A militância nossa de cada época

Certa vez, como ocorre com certa frequência, um grupo de estudantes me entrevistou demoradamente (no meu gabinete de vice-prefeito do Recife) acerca do período do regime militar.

Perguntas várias, curiosidade comovente, misto de surpresa diante da descoberta de fatos dramáticos da vida brasileira (dos quais sequer suspeitavam, haviam lido alguma coisa, adiantam, mas não tinham ainda conversado com ninguém que os tivesse vivido diretamente) e de alumbramento,  por chegarem "tão perto" (no dizer de um deles), através do meu relato, de coisas "quentes" de nossa História recente.

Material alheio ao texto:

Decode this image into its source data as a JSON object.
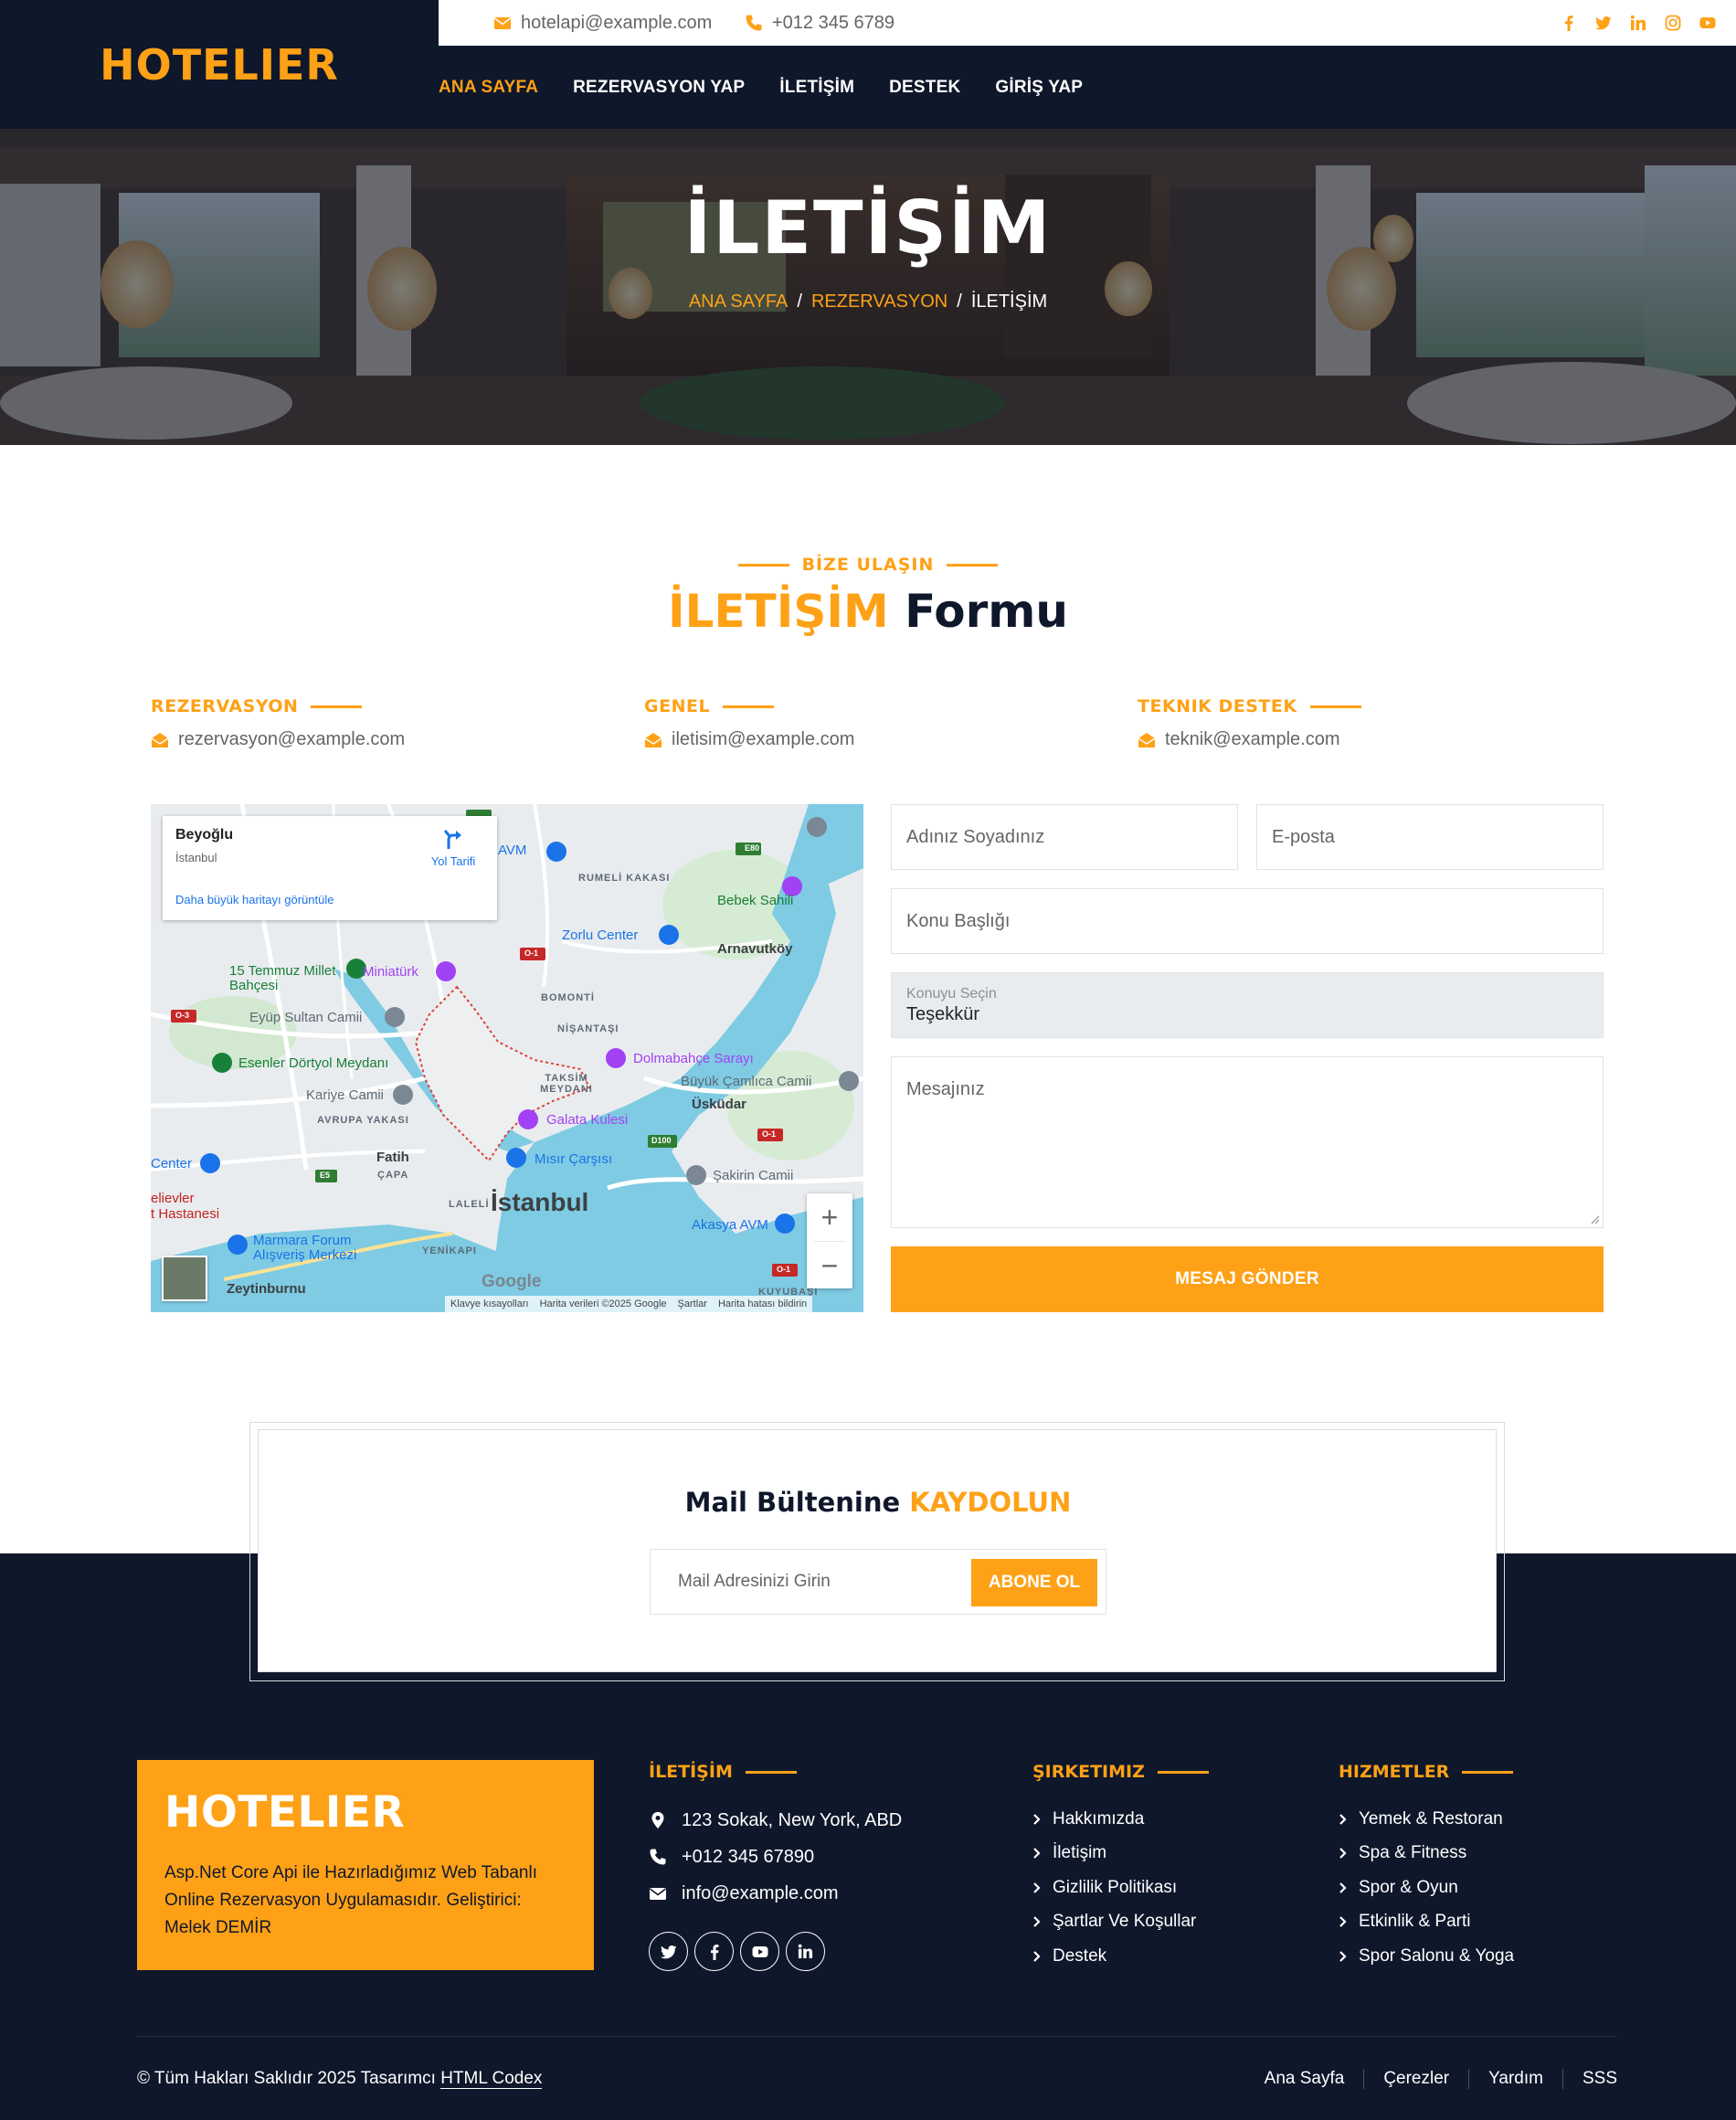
{
  "brand": {
    "logo": "HOTELIER"
  },
  "topbar": {
    "email": "hotelapi@example.com",
    "phone": "+012 345 6789",
    "socials": [
      "facebook-icon",
      "twitter-icon",
      "linkedin-icon",
      "instagram-icon",
      "youtube-icon"
    ]
  },
  "nav": {
    "items": [
      {
        "label": "ANA SAYFA",
        "active": true
      },
      {
        "label": "REZERVASYON YAP",
        "active": false
      },
      {
        "label": "İLETİŞİM",
        "active": false
      },
      {
        "label": "DESTEK",
        "active": false
      },
      {
        "label": "GİRİŞ YAP",
        "active": false
      }
    ]
  },
  "hero": {
    "title": "İLETİŞİM",
    "breadcrumb": [
      "ANA SAYFA",
      "REZERVASYON",
      "İLETİŞİM"
    ],
    "separator": "/"
  },
  "contact": {
    "subtitle": "BİZE ULAŞIN",
    "title_accent": "İLETİŞİM",
    "title_rest": "Formu",
    "columns": [
      {
        "label": "REZERVASYON",
        "email": "rezervasyon@example.com"
      },
      {
        "label": "GENEL",
        "email": "iletisim@example.com"
      },
      {
        "label": "TEKNIK DESTEK",
        "email": "teknik@example.com"
      }
    ]
  },
  "map": {
    "place": "Beyoğlu",
    "city": "İstanbul",
    "directions": "Yol Tarifi",
    "bigger_map": "Daha büyük haritayı görüntüle",
    "zoom_in": "+",
    "zoom_out": "−",
    "labels": {
      "istanbul": "İstanbul",
      "arnavutkoy": "Arnavutköy",
      "uskudar": "Üsküdar",
      "fatih": "Fatih",
      "zeytinburnu": "Zeytinburnu",
      "dolmabahce": "Dolmabahçe Sarayı",
      "galata": "Galata Kulesi",
      "misir": "Mısır Çarşısı",
      "zorlu": "Zorlu Center",
      "bebek": "Bebek Sahili",
      "miniaturk": "Miniatürk",
      "temmuz": "15 Temmuz Millet Bahçesi",
      "eyup": "Eyüp Sultan Camii",
      "esenler": "Esenler Dörtyol Meydanı",
      "kariye": "Kariye Camii",
      "buyukcamlica": "Büyük Çamlıca Camii",
      "sakirin": "Şakirin Camii",
      "akasya": "Akasya AVM",
      "marmara": "Marmara Forum Alışveriş Merkezi",
      "rumeli": "RUMELİ KAKASI",
      "bomonti": "BOMONTİ",
      "nisantasi": "NİŞANTAŞI",
      "taksim": "TAKSİM MEYDANI",
      "avrupa": "AVRUPA YAKASI",
      "capa": "ÇAPA",
      "laleli": "LALELİ",
      "yenikapi": "YENİKAPI",
      "kuyubasi": "KUYUBAŞI",
      "center": "Center",
      "avm": "AVM",
      "gulevler": "elievler",
      "hastanesi": "t Hastanesi",
      "e80": "E80",
      "e5": "E5",
      "d100": "D100",
      "o1a": "O-1",
      "o1b": "O-1",
      "o1c": "O-1",
      "o3": "O-3"
    },
    "google": "Google",
    "attribution": [
      "Klavye kısayolları",
      "Harita verileri ©2025 Google",
      "Şartlar",
      "Harita hatası bildirin"
    ]
  },
  "form": {
    "name_placeholder": "Adınız Soyadınız",
    "email_placeholder": "E-posta",
    "subject_placeholder": "Konu Başlığı",
    "select_label": "Konuyu Seçin",
    "select_value": "Teşekkür",
    "message_placeholder": "Mesajınız",
    "submit": "MESAJ GÖNDER"
  },
  "newsletter": {
    "title_rest": "Mail Bültenine",
    "title_accent": "KAYDOLUN",
    "placeholder": "Mail Adresinizi Girin",
    "button": "ABONE OL"
  },
  "footer": {
    "brand_title": "HOTELIER",
    "brand_desc": "Asp.Net Core Api ile Hazırladığımız Web Tabanlı Online Rezervasyon Uygulamasıdır. Geliştirici: Melek DEMİR",
    "contact_heading": "İLETİŞİM",
    "address": "123 Sokak, New York, ABD",
    "phone": "+012 345 67890",
    "email": "info@example.com",
    "company_heading": "ŞIRKETIMIZ",
    "company_links": [
      "Hakkımızda",
      "İletişim",
      "Gizlilik Politikası",
      "Şartlar Ve Koşullar",
      "Destek"
    ],
    "services_heading": "HIZMETLER",
    "services_links": [
      "Yemek & Restoran",
      "Spa & Fitness",
      "Spor & Oyun",
      "Etkinlik & Parti",
      "Spor Salonu & Yoga"
    ],
    "copyright_text": "© Tüm Hakları Saklıdır 2025 Tasarımcı",
    "copyright_link": "HTML Codex",
    "bottom_menu": [
      "Ana Sayfa",
      "Çerezler",
      "Yardım",
      "SSS"
    ]
  },
  "colors": {
    "accent": "#fea116",
    "navy": "#0f172b",
    "text": "#666565"
  }
}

(O bom dessas entrevistas com jovens estudantes é isso: o despertar para o conhecimento da história real e a descoberta do povo como protagonista dessa história).

Mas eis que, ao término da conversa, uma jovem do rosto sardento e jeito tímido, óculos de aros escuros, que me chamara a atenção pelo quase mutismo e pelo olhar grave, pergunta:

– É muito mais fácil ser militante hoje do que naquele tempo, não é mesmo?

– Não. Hoje, sob certos aspectos, é até mais difícil.

Diante do ar surpreendido dela e dos seus colegas, esclareci:

É certo, sim, que a militância partidária, especialmente no Partido Comunista, naquela época, era muito difícil. Atuávamos clandestinamente, sujeitos a privações e a riscos, com a cabeça colocada a prêmio. A qualquer momento podíamos ser presos e torturados, como de fato fomos; ou a ter a vida sacrificada, como muitos companheiros tiveram, assassinados sob tortura ou em embate aberto com as forças da repressão policial.

Porém, como a militância é uma opção consciente, uma atitude subjetiva — era relativamente simples justificá-la: o regime de exceção, o povo sufocado, vilipendiado e submetido a um modelo de desenvolvimento excludente. Lutar era, assim, um imperativo de consciência.

Hoje já não temos nossas cabeças colocadas a prêmio. Não corremos o risco de agravos à integridade física. Mas, do ponto de vista subjetivo, a militância implica encontrar respostas para uma gama enorme de problemas teóricos e políticos — da perspectiva socialista aos intricados assuntos relacionados com a situação política atual, os governos Lula e Dilma, a transição do atual modelo ao projeto nacional- desenvolvimentista e assim por diante.

Antes sofríamos a pressão dos tanques e das baionetas, hoje, o torpedeamento da mídia, a complexidade do debate de ideias.

Nesse sentido, a militância comunista será sempre um desafio instigante. E
também uma fonte de felicidade pessoal, quaisquer que sejam as circunstâncias — a qualquer época.